Bulan Ramadan hampir berakhir. Umat Muslim di seluruh dunia bersiap menyambut Idul Fitri dengan suka cita. Tapi, di sela-sela euforia ini, ada satu perayaan lain yang seolah datang dengan cara yang sangat kontras: Hari Raya Nyepi.
Bayangkan, di tengah persiapan lebaran yang penuh dengan riuh rendah belanja, masak-memasak, dan lalu lintas yang macet, ada sekelompok orang yang justru memilih untuk diam, mematikan lampu, dan bahkan tidak bepergian sama sekali. Sebuah ironi yang menarik, bukan? Seakan-akan, di antara hiruk-pikuk dunia yang semakin bising, Nyepi hadir sebagai sebuah pengingat bahwa dalam diam, ada makna yang bisa kita temukan.
Nyepi: Hari Raya dalam Keheningan
Nyepi, yang dirayakan oleh umat Hindu, adalah perayaan Tahun Baru Saka yang berbeda dari perayaan tahun baru pada umumnya. Jika di banyak tempat perayaan tahun baru ditandai dengan pesta kembang api dan perayaan meriah, Nyepi justru dilakukan dengan cara yang bertolak belakang: berdiam diri, menahan diri dari aktivitas, dan membiarkan dunia beristirahat sejenak.
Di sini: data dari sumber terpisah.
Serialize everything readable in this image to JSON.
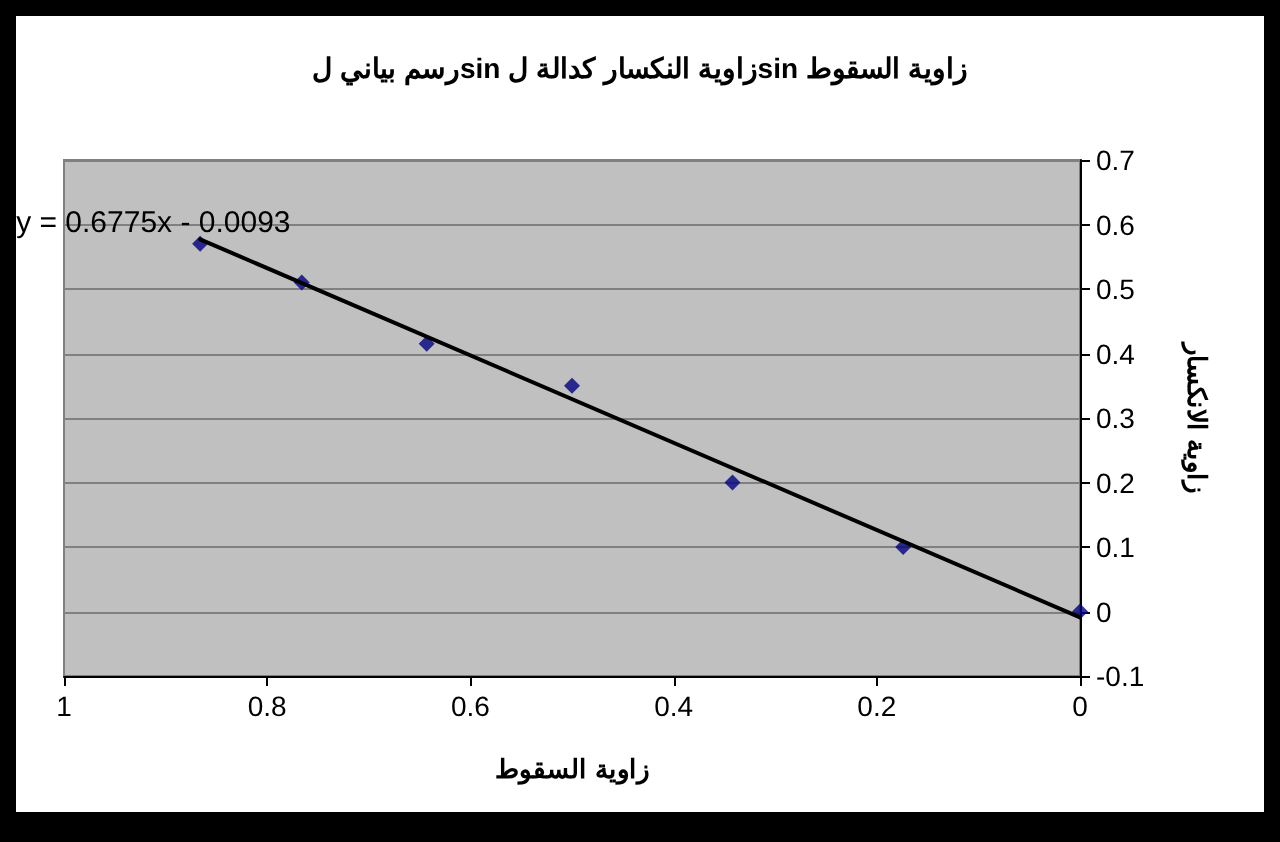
{
  "chart_data": {
    "type": "scatter",
    "title": "رسم بياني لsin زاوية النكسار كدالة لsin زاوية السقوط",
    "xlabel": "زاوية السقوط",
    "ylabel": "زاوية الانكسار",
    "annotations": [
      {
        "text": "y = 0.6775x - 0.0093",
        "x": 0.866,
        "y": 0.577
      }
    ],
    "series": [
      {
        "color": "#000080",
        "marker": "diamond",
        "x": [
          0.866,
          0.766,
          0.643,
          0.5,
          0.342,
          0.174,
          0
        ],
        "values": [
          0.57,
          0.51,
          0.415,
          0.35,
          0.2,
          0.1,
          0
        ]
      },
      {
        "type": "line",
        "color": "#000000",
        "marker": "none",
        "x": [
          0.866,
          0
        ],
        "values": [
          0.577,
          -0.009
        ]
      }
    ],
    "xlim": [
      1,
      0
    ],
    "xticks": [
      1,
      0.8,
      0.6,
      0.4,
      0.2,
      0
    ],
    "ylim": [
      -0.1,
      0.7
    ],
    "yticks": [
      -0.1,
      0,
      0.1,
      0.2,
      0.3,
      0.4,
      0.5,
      0.6,
      0.7
    ],
    "grid": "y"
  }
}
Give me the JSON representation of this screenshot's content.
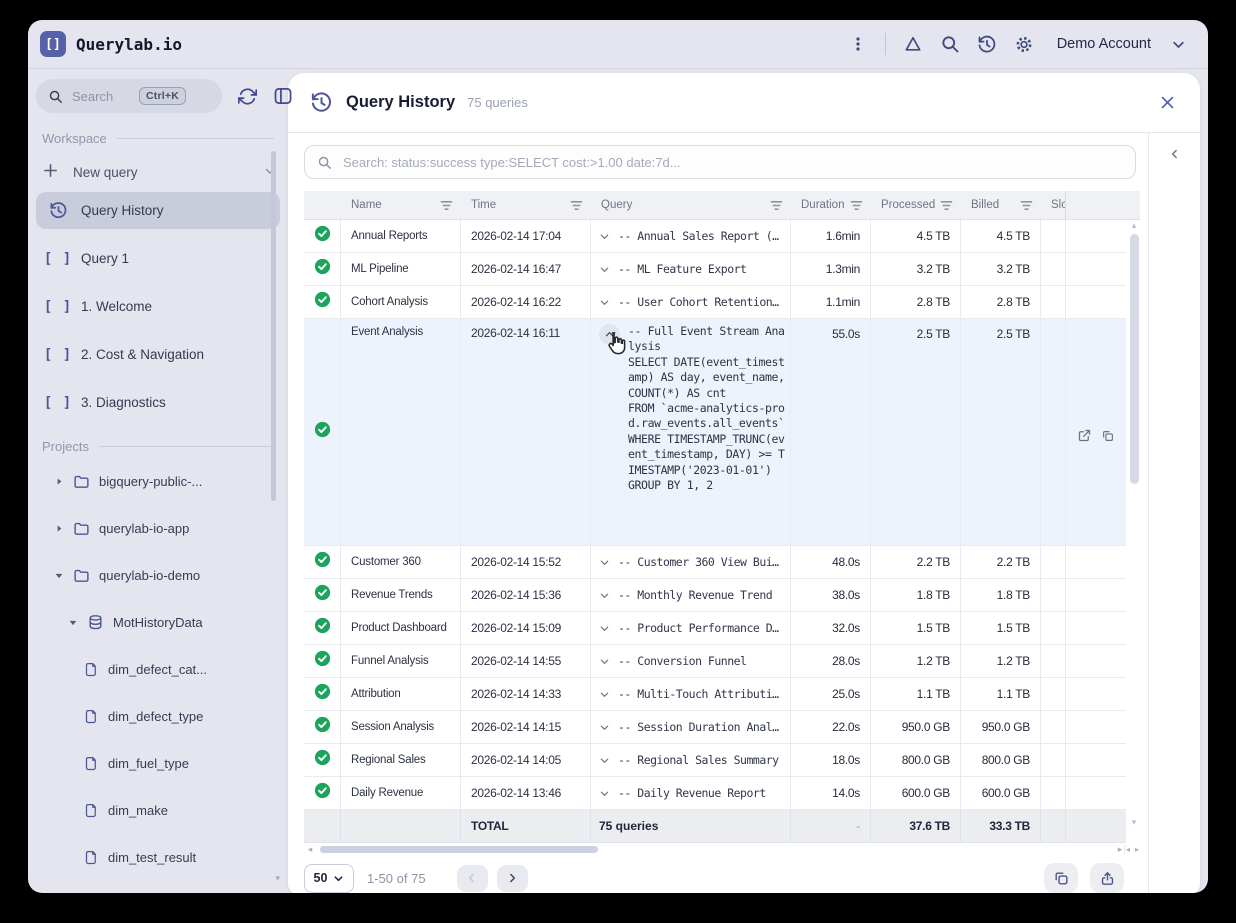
{
  "topbar": {
    "logo_glyph": "[]",
    "app_title": "Querylab.io",
    "account_label": "Demo Account"
  },
  "sidebar": {
    "search_placeholder": "Search",
    "search_shortcut": "Ctrl+K",
    "workspace_label": "Workspace",
    "projects_label": "Projects",
    "new_query_label": "New query",
    "items": [
      {
        "label": "Query History",
        "icon": "history",
        "active": true
      },
      {
        "label": "Query 1",
        "icon": "brackets",
        "active": false
      },
      {
        "label": "1. Welcome",
        "icon": "brackets",
        "active": false
      },
      {
        "label": "2. Cost & Navigation",
        "icon": "brackets",
        "active": false
      },
      {
        "label": "3. Diagnostics",
        "icon": "brackets",
        "active": false
      }
    ],
    "tree": [
      {
        "label": "bigquery-public-...",
        "icon": "folder",
        "chevron": "right",
        "depth": 0
      },
      {
        "label": "querylab-io-app",
        "icon": "folder",
        "chevron": "right",
        "depth": 0
      },
      {
        "label": "querylab-io-demo",
        "icon": "folder",
        "chevron": "down",
        "depth": 0
      },
      {
        "label": "MotHistoryData",
        "icon": "database",
        "chevron": "down",
        "depth": 1
      },
      {
        "label": "dim_defect_cat...",
        "icon": "file",
        "chevron": "none",
        "depth": 2
      },
      {
        "label": "dim_defect_type",
        "icon": "file",
        "chevron": "none",
        "depth": 2
      },
      {
        "label": "dim_fuel_type",
        "icon": "file",
        "chevron": "none",
        "depth": 2
      },
      {
        "label": "dim_make",
        "icon": "file",
        "chevron": "none",
        "depth": 2
      },
      {
        "label": "dim_test_result",
        "icon": "file",
        "chevron": "none",
        "depth": 2
      }
    ]
  },
  "panel": {
    "title": "Query History",
    "count_label": "75 queries",
    "search_placeholder": "Search: status:success type:SELECT cost:>1.00 date:7d...",
    "columns": [
      {
        "label": "Name",
        "filter": true
      },
      {
        "label": "Time",
        "filter": true
      },
      {
        "label": "Query",
        "filter": true
      },
      {
        "label": "Duration",
        "filter": true
      },
      {
        "label": "Processed",
        "filter": true
      },
      {
        "label": "Billed",
        "filter": true
      },
      {
        "label": "Slo",
        "filter": false
      }
    ]
  },
  "table": {
    "rows": [
      {
        "status": "success",
        "name": "Annual Reports",
        "time": "2026-02-14 17:04",
        "query": "-- Annual Sales Report (…",
        "duration": "1.6min",
        "processed": "4.5 TB",
        "billed": "4.5 TB",
        "expanded": false
      },
      {
        "status": "success",
        "name": "ML Pipeline",
        "time": "2026-02-14 16:47",
        "query": "-- ML Feature Export",
        "duration": "1.3min",
        "processed": "3.2 TB",
        "billed": "3.2 TB",
        "expanded": false
      },
      {
        "status": "success",
        "name": "Cohort Analysis",
        "time": "2026-02-14 16:22",
        "query": "-- User Cohort Retention…",
        "duration": "1.1min",
        "processed": "2.8 TB",
        "billed": "2.8 TB",
        "expanded": false
      },
      {
        "status": "success",
        "name": "Event Analysis",
        "time": "2026-02-14 16:11",
        "query": "-- Full Event Stream Analysis\nSELECT DATE(event_timestamp) AS day, event_name, COUNT(*) AS cnt\nFROM `acme-analytics-prod.raw_events.all_events`\nWHERE TIMESTAMP_TRUNC(event_timestamp, DAY) >= TIMESTAMP('2023-01-01')\nGROUP BY 1, 2",
        "duration": "55.0s",
        "processed": "2.5 TB",
        "billed": "2.5 TB",
        "expanded": true
      },
      {
        "status": "success",
        "name": "Customer 360",
        "time": "2026-02-14 15:52",
        "query": "-- Customer 360 View Bui…",
        "duration": "48.0s",
        "processed": "2.2 TB",
        "billed": "2.2 TB",
        "expanded": false
      },
      {
        "status": "success",
        "name": "Revenue Trends",
        "time": "2026-02-14 15:36",
        "query": "-- Monthly Revenue Trend",
        "duration": "38.0s",
        "processed": "1.8 TB",
        "billed": "1.8 TB",
        "expanded": false
      },
      {
        "status": "success",
        "name": "Product Dashboard",
        "time": "2026-02-14 15:09",
        "query": "-- Product Performance D…",
        "duration": "32.0s",
        "processed": "1.5 TB",
        "billed": "1.5 TB",
        "expanded": false
      },
      {
        "status": "success",
        "name": "Funnel Analysis",
        "time": "2026-02-14 14:55",
        "query": "-- Conversion Funnel",
        "duration": "28.0s",
        "processed": "1.2 TB",
        "billed": "1.2 TB",
        "expanded": false
      },
      {
        "status": "success",
        "name": "Attribution",
        "time": "2026-02-14 14:33",
        "query": "-- Multi-Touch Attributi…",
        "duration": "25.0s",
        "processed": "1.1 TB",
        "billed": "1.1 TB",
        "expanded": false
      },
      {
        "status": "success",
        "name": "Session Analysis",
        "time": "2026-02-14 14:15",
        "query": "-- Session Duration Anal…",
        "duration": "22.0s",
        "processed": "950.0 GB",
        "billed": "950.0 GB",
        "expanded": false
      },
      {
        "status": "success",
        "name": "Regional Sales",
        "time": "2026-02-14 14:05",
        "query": "-- Regional Sales Summary",
        "duration": "18.0s",
        "processed": "800.0 GB",
        "billed": "800.0 GB",
        "expanded": false
      },
      {
        "status": "success",
        "name": "Daily Revenue",
        "time": "2026-02-14 13:46",
        "query": "-- Daily Revenue Report",
        "duration": "14.0s",
        "processed": "600.0 GB",
        "billed": "600.0 GB",
        "expanded": false
      }
    ],
    "total": {
      "label": "TOTAL",
      "queries": "75 queries",
      "duration": "-",
      "processed": "37.6 TB",
      "billed": "33.3 TB"
    }
  },
  "pagination": {
    "page_size": "50",
    "range_label": "1-50 of 75"
  },
  "colors": {
    "accent": "#5562a8",
    "success_green": "#1ca35c",
    "expanded_row_bg": "#edf3fc",
    "window_bg": "#e4e5ef"
  }
}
Umat Hindu menjalankan Catur Brata Penyepian, yang terdiri dari empat larangan utama: amati geni (tidak menyalakan api atau listrik), amati karya (tidak bekerja), amati lelungan (tidak bepergian), dan amati lelanguan (tidak mencari hiburan). Ini bukan sekadar ritual tanpa makna, tetapi sebuah perjalanan spiritual untuk membersihkan diri, mendekatkan diri kepada Sang Hyang Widhi Wasa, serta menjaga keseimbangan alam dan manusia.
Antara Nyepi dan Ramadan: Dua Jalan Menuju Kesadaran
Jika diperhatikan, Nyepi dan Ramadan memiliki benang merah yang sama: pengendalian diri. Selama Ramadan, umat Islam berpuasa, menahan diri dari makan, minum, serta segala hal yang bisa membatalkan puasa. Esensi dari puasa bukan sekadar menahan lapar dan haus, tapi juga latihan spiritual untuk mengendalikan hawa nafsu. Sementara itu, Nyepi juga merupakan latihan pengendalian diri, di mana seseorang tidak hanya berpuasa dari makanan, tetapi juga dari berbagai aktivitas duniawi.
Ada satu hal menarik dari Nyepi: tidak hanya manusia yang beristirahat, tetapi seluruh lingkungan juga ikut beristirahat. Jalanan kosong, listrik padam, bahkan bandara internasional di Bali pun berhenti beroperasi selama 24 jam. Ini adalah contoh nyata bagaimana manusia bisa berkontribusi pada keseimbangan alam, memberikan ruang bagi bumi untuk "bernapas" sejenak. Sementara itu, Ramadan juga memiliki aspek sosial yang kuat: berbagi dengan sesama, membersihkan diri dari dosa, dan mempererat hubungan antar sesama manusia.
Menyepi dalam Kehidupan yang Berisik
Di era digital ini, keheningan semakin sulit ditemukan. Notifikasi media sosial, rapat daring, berita yang terus mengalir tanpa henti---semua membuat kita semakin jauh dari keheningan. Kita sibuk dengan informasi, tapi lupa memberi ruang bagi diri sendiri untuk berpikir dan merenung.